The researchers analyzed the emissions from transporting various goods in 37 different economic sectors, such as vegetables and fruit, livestock, coal and manufactured items. They considered the transport emissions resulting from both domestic and international transport, both within the producing country and within the country to which the goods were exported. They accounted for both the distances travelled and the masses of goods transported.  

The findings revealed that rich countries contribute disproportionately to the emissions resulting from transporting foodstuffs. The United States, India, and Russia are the top food transport emitters, overall, but high-income countries in general contribute more to these emissions. For example, wealthy countries such as the United States, Germany, France, and Japan constitute 12.5 percent of the world’s population yet generate nearly half (46 percent) of food transport emissions.

Australia was found to be the second largest exporter of food transport emissions, given the breadth and volume of its primary production. Transport emissions are also food-type dependent. With fruit and vegetables, for example, transport generates nearly twice the amount of emissions as production. This is partly due to the fact that they require temperature-controlled transportation in order to ensure they arrive at their destination in fresh condition. The transport of fruit and vegetables contributes over a third of all food transport emissions.

The authors suggest that consumers need to choose locally produced foods that are in season, rather than out-of-season foods that need to be transported from a distance. They calculate that if the global population ate as ‘locavores’ (people who only eat food grown or produced within a 100-mile (161km) radius), this would reduce food transport emissions by 0.38 gigatons, an amount that is equivalent to emissions generated from driving one ton to the Sun and back, 6,000 times.

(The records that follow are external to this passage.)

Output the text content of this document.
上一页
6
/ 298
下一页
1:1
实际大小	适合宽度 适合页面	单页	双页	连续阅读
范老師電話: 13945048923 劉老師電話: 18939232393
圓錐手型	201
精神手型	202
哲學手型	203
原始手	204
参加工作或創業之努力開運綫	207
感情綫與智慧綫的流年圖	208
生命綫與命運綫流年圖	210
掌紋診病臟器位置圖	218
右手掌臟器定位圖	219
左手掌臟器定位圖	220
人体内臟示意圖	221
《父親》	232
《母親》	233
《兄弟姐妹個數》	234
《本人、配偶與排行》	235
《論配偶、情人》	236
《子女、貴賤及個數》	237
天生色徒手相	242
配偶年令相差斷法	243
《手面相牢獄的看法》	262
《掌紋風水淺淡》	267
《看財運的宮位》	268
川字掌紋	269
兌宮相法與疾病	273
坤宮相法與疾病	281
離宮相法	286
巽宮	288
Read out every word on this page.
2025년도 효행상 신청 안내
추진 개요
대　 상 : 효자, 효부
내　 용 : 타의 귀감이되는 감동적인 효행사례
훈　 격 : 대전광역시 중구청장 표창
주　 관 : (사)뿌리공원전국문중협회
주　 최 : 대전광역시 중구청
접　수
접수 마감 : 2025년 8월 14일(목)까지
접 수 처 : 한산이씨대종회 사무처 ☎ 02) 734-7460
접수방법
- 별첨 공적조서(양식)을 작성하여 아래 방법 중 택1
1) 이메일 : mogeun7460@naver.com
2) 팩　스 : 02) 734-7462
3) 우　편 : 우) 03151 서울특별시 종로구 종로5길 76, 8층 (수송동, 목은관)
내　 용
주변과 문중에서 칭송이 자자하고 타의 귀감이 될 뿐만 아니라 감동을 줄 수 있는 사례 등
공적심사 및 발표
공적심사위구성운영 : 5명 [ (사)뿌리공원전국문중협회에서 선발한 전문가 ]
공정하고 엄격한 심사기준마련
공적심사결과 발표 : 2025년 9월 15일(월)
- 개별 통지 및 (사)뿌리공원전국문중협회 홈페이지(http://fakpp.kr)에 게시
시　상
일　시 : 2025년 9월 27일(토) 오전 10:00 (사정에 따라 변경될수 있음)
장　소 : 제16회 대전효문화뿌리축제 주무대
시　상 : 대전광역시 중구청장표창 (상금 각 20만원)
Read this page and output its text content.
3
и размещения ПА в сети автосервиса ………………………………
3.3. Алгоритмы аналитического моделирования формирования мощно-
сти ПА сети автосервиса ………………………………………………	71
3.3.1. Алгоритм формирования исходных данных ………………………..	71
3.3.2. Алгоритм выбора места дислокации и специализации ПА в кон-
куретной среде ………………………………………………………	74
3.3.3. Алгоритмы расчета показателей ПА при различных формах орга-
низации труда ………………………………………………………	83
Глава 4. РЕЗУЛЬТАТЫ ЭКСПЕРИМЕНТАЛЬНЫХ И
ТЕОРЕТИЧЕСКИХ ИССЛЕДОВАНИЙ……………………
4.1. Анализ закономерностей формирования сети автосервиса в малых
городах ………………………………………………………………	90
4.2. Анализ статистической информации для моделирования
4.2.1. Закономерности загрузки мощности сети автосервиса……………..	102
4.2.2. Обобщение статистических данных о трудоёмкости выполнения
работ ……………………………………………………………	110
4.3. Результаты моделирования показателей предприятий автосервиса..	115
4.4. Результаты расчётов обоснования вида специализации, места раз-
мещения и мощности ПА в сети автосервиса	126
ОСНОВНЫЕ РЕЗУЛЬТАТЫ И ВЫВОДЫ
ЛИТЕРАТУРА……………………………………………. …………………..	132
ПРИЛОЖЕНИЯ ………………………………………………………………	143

Although the authors acknowledge this scenario is not realistic because many regions cannot be self-sufficient in food supply, they say there are things that richer countries can do to reduce their food transport emissions. These include using cleaner energy vehicles and encouraging businesses to use production and distribution methods that reduce emissions. 

Also, according to co-author Professor Manfred Lenzen, there is considerable potential for peri-urban agriculture to nourish urban residents. “Both investors and governments can help by creating environments that foster sustainable food supply,” Professor Lenzen said.  

In addition, the attitude of consumers is of paramount importance. Supply of foods is driven by demand, meaning that the consumer has the ultimate power to change this situation. “Changing consumers’ attitudes and behavior towards sustainable diets can reap environmental benefits on the grandest scale,” said Professor Raubenheimer.

“One example is the habit of consumers in affluent countries demanding unseasonal foods year-round, which need to be transported from elsewhere. Eating local, seasonal alternatives, as we have throughout most of the history of our species, will help provide a healthy planet for future generations.”

The term “locavore” was the Oxford Word of the Year in 2007. Now, 15 years later, the researchers of the current study highlight its relevance again. More than ever, the consumers of the world need to recognize the inappropriateness of choosing to eat foods from the far-flung corners of the Earth.